Comme se parlant à lui-même, il expliqua alors que, si une trêve existait entre le couple Marie de Bourgogne -Maximilien d’Autriche et lui-même, le roi Edouard d’Angleterre, si parfaitement berné, mais payé, à Picquigny, entendait à présent appliquer une des clauses du traité : le mariage entre le dauphin et sa fille Elizabeth.
– Ce rat veut nous envoyer sa fille dès à présent pour conclure le mariage et recevoir les soixante mille livres que je dois payer par an pour la main de cette princesse... dont je ne veux pas. Fi donc d’une Anglaise sur le trône de France ! En outre, mon fils, à huit ans, est trop jeune pour se marier. Il me faut trouver un moyen de faire tenir Edouard tranquille.
– Et... le Roi a trouvé ce moyen ?
– Le temps ! Rien que le temps ! En outre, j’ai à
Londres un ambassadeur, Marigny, qui est habile homme. C’est bien le diable si à nous deux nous n’arrivons pas à jouer Edouard. D’autant qu’il a épousé une fille de petite noblesse et que son trône, guigné par son frère Gloucester[xii] n’est pas si solide qu’il le croit... Mais comment en sommes-nous venus à parler politique ? Nous en étions, je crois, à votre équipée à Villeneuve-Saint-André ? Il semblerait donc que le comte de Selongey, après avoir fui le château de Pierre-Scize, ait trouvé asile à la chartreuse du Val-de-Bénédiction ?
– Oui, Sire. Mortimer a dû vous le dire ?
– En effet. Il aurait profité d’un pèlerinage pour fausser compagnie aux bons pères ? Ce qui prouve, selon moi, qu’il avait perdu la mémoire beaucoup moins qu’on ne le pensait.
– Sire ! protesta Fiora scandalisée. Mon époux, jouer un tel rôle ?
– Et pourquoi pas ? A Villeneuve qui nous appartient, il pouvait craindre de n’être pas en sûreté.
– La chartreuse est lieu d’asile !
– Sans doute, mais vous êtes une enfant et vous n’imaginez pas combien de lieux d’asile sont peu sûrs dès que certains intérêts sont en jeu. Votre époux est un homme intelligent. En revanche, je suis surpris que votre séjour à Rome vous ait laissé tant d’innocence.

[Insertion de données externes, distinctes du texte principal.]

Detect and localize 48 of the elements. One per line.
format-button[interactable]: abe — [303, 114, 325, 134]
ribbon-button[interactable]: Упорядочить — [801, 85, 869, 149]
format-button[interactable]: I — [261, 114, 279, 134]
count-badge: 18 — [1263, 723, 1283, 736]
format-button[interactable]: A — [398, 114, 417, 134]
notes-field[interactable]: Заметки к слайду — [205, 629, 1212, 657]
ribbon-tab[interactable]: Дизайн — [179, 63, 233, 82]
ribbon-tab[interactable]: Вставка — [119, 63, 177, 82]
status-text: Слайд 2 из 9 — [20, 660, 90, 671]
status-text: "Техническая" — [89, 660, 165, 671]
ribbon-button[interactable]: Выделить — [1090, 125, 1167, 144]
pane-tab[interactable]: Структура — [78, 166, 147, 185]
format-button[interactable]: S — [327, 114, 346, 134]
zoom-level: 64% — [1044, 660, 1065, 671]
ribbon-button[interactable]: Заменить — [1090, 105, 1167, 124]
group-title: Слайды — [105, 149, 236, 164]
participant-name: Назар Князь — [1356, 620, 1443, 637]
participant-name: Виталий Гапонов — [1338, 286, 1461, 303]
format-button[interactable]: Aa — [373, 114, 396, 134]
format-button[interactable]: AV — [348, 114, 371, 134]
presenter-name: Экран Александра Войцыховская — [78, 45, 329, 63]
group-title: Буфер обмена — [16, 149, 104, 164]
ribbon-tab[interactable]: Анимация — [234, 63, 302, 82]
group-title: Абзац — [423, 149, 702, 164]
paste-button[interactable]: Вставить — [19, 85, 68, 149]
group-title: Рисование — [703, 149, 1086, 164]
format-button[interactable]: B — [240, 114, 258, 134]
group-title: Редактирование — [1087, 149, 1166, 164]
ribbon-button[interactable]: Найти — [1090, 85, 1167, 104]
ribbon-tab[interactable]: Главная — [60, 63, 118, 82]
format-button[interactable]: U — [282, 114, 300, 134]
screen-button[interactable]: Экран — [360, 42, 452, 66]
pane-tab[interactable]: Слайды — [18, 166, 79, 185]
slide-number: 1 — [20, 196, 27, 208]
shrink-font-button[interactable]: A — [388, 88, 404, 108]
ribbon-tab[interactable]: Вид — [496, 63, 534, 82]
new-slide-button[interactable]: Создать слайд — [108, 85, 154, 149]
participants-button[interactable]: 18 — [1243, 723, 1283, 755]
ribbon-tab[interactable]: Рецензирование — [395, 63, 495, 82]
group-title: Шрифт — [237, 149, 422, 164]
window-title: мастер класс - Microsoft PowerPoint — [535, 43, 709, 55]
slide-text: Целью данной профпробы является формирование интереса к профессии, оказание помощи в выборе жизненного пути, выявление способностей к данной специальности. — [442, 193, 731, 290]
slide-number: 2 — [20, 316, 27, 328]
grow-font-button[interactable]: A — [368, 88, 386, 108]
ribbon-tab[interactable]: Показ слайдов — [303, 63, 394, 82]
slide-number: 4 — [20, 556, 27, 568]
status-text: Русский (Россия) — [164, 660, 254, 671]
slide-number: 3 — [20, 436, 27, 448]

Fiora se sentit rougir et chercha une contenance en tordant le petit mouchoir qu’elle avait tiré de sa manche. Le roi ne faisait aucune allusion au cardinal della Rovere et semblait tout ignorer de l’aventure tragique dans laquelle il l’avait entraînée.
A nouveau le silence, troublé seulement par le crépitement du feu, s’établit entre eux. Louis XI caressait la tête de son chien favori et cherchait une gâterie pour l’un des épagneuls qui, après s’être étiré longuement, s’approchait de lui et se couchait à ses pieds...
– Les chiens sont les meilleurs amis, les plus sûrs, les plus fidèles que puisse avoir un homme. A plus forte raison un roi, soupira-t-il. A présent, auriez-vous une idée de l’endroit où messire de Selongey a pu se rendre ? Il semble que vous n’ayez pas cherché longtemps autour de Villeneuve ?
– Je pense que c’était inutile et j’espérais... j’espère encore qu’il se souviendra un jour de ce que je vis dans le voisinage du Roi. A moins qu’il n’ait choisi de partir au loin.
Se détournant, Louis XI prit sur une table un peu en retrait un message déplié dont le sceau rompu montrait qu’il avait été lu.
– Une chose est certaine : il n’a pas été à Venise. Le doge en personne nous écrit qu’aucun voyageur lui ressemblant n’a été vu dans la ville. Quant à ceux qui se sont engagés pour combattre le Turc sur les galères de la Sérénissime, la liste en est courte et aucun de ces hommes ne peut être le comte de Selongey.